3. Ruba’i Binti Mu’awwidz Bin Afra berkata:
Nabi Saw mendatangi pesta perkawinanku, lalu beliau duduk di atas dipan seperti
dudukmu denganku, lalu mulailah beberapa orang hamba perempuan kami memukul
gendang dan mereka menyanyi dengan memuji orang yang mati syahid pada perang
Badar. Tiba-tiba salah seorang di antara mereka berkata: “Di antara kita ada
Nabi Saw yang mengetahui apa yang akan terjadi kemudian.” Maka Nabi Saw
bersabda: “Tinggalkan omongan itu. Teruskanlah apa yang kamu (nyanyikan) tadi.” [HR.
Bukhari, dalam Fâth al-Bârî, juz. III, hal. 113, dari Aisyah ra].
4. Dari Aisyah ra; dia pernah menikahkan seorang wanita kepada pemuda Anshar.
Tiba-tiba Rasulullah Saw bersabda: “Mengapa tidak kalian adakan permainan karena orang Anshar itu suka pada
permainan.” [HR. Bukhari].
e. Dari Abu Hurairah ra, sesungguhnya Umar melewati shahabat Hasan sedangkan ia
sedang melantunkan syi’ir di masjid. Maka Umar memicingkan mata tidak setuju.
Lalu Hasan berkata:
“Aku pernah bersyi’ir di masjid dan di sana ada orang yang lebih mulia
daripadamu (yaitu Rasulullah Saw)” [HR. Muslim, juz II, hal. 485]. Imam asy-Syafi’i mengatakan bahwa tidak dibenarkan dari Nabi Saw ada dua hadits
shahih yang saling bertentangan, di mana salah satunya menafikan apa yang
ditetapkan yang lainnya, kecuali dua hadits ini dapat dipahami salah satunya
berupa hukum khusus sedang lainnya hukum umum, atau salah satunya global
(ijmal) sedang lainnya adalah penjelasan (tafsir). Pertentangan hanya terjadi
jika terjadi nasakh (penghapusan hukum), meskipun mujtahid belum menjumpai
nasakh itu (Imam asy-Syaukani, Irsyadul Fuhul Ila Tahqiq al-Haq min ‘Ilm
al-Ushul, hal. 275).
Karena itu, jika ada dua kelompok dalil hadits yang nampak bertentangan, maka
sikap yang lebih tepat adalah melakukan kompromi (jama’) di antara keduanya,
bukan menolak salah satunya. Jadi kedua dalil yang nampak bertentangan itu
semuanya diamalkan dan diberi pengertian yang memungkinkan sesuai proporsinya.

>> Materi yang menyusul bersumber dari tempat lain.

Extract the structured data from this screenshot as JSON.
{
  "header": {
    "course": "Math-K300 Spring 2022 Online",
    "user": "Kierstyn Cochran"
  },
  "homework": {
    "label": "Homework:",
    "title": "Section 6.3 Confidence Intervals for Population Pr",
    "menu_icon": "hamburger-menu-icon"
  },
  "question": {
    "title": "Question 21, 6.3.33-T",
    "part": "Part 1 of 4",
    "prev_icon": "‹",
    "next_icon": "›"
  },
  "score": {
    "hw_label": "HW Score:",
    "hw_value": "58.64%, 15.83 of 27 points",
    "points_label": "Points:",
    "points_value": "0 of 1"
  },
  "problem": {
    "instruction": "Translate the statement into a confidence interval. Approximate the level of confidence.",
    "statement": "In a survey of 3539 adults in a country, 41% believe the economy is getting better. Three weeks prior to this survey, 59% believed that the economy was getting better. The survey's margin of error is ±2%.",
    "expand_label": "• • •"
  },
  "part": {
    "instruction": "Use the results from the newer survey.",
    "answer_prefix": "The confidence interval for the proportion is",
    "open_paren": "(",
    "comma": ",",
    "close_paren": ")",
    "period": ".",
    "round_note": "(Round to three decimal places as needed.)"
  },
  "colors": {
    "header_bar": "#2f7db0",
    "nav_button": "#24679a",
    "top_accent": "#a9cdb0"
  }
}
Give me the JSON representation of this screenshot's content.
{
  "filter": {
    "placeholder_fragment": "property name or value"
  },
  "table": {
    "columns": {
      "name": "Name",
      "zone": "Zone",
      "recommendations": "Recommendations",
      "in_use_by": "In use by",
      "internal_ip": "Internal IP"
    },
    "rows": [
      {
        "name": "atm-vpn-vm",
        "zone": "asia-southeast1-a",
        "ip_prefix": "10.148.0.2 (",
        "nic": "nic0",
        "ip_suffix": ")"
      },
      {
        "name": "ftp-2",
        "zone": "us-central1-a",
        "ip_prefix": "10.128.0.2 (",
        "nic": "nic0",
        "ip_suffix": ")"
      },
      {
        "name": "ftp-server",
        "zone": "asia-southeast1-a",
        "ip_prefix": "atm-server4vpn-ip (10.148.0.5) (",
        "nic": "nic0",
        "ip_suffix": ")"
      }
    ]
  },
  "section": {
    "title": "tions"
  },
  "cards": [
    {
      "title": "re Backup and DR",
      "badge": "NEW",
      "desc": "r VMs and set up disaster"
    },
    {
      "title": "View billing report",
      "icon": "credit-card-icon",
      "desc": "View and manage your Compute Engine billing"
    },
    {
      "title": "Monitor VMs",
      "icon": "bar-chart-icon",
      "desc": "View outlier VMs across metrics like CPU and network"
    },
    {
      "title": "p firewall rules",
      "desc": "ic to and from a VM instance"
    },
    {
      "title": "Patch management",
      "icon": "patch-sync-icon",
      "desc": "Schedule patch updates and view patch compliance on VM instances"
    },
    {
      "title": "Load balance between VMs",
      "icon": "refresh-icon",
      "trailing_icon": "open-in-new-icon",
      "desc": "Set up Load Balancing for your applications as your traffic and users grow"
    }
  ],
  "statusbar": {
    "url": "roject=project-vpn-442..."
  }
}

Itu lebih baik daripada melakukan tarjih, yakni menguatkan salah satunya dengan
menolak yang lainnya. Dalam hal ini Syaikh Dr. Muhammad Husain Abdullah
menetapkan kaidah ushul fiqih:
Al-‘amal bi ad-dalilaini —walaw min wajhin— awlâ min ihmali ahadihima
“Mengamalkan dua dalil —walau pun hanya dari satu segi pengertian— lebih utama
daripada meninggalkan salah satunya.” (Syaikh Dr. Muhammad Husain Abdullah,
Al-Wadhih fi Ushul Al-Fiqh, hal. 390).
Prinsip yang demikian itu dikarenakan pada dasarnya suatu dalil itu adalah
untuk diamalkan, bukan untuk ditanggalkan (tak diamalkan). Syaikh Taqiyuddin
an-Nabhani menyatakan:
Al-ashlu fi ad-dalil al-i’mal lâ al-ihmal “Pada dasarnya dalil itu adalah untuk
diamalkan, bukan untuk ditanggalkan.” (Syaikh Taqiyuddin an-Nabhani,
Asy-Syakhshiyah al-Islamiyah, juz 1, hal. 239).
Atas dasar itu, kedua dalil yang seolah bertentangan di atas dapat dipahami
sebagai berikut : bahwa dalil yang mengharamkan menunjukkan hukum umum
nyanyian. Sedang dalil yang membolehkan, menunjukkan hukum khusus, atau
perkecualian (takhsis), yaitu bolehnya nyanyian pada tempat, kondisi, atau
peristiwa tertentu yang dibolehkan syara’, seperti pada hari raya. Atau dapat
pula dipahami bahwa dalil yang mengharamkan menunjukkan keharaman nyanyian
secara mutlak. Sedang dalil yang menghalalkan, menunjukkan bolehnya nyanyian
secara muqayyad (ada batasan atau kriterianya) (Dr. Abdurrahman al-Baghdadi,
Seni Dalam Pandangan Islam, hal. 63-64; Syaikh Muhammad asy-Syuwaiki,
Al-Khalash wa Ikhtilaf an-Nas, hal. 102-103).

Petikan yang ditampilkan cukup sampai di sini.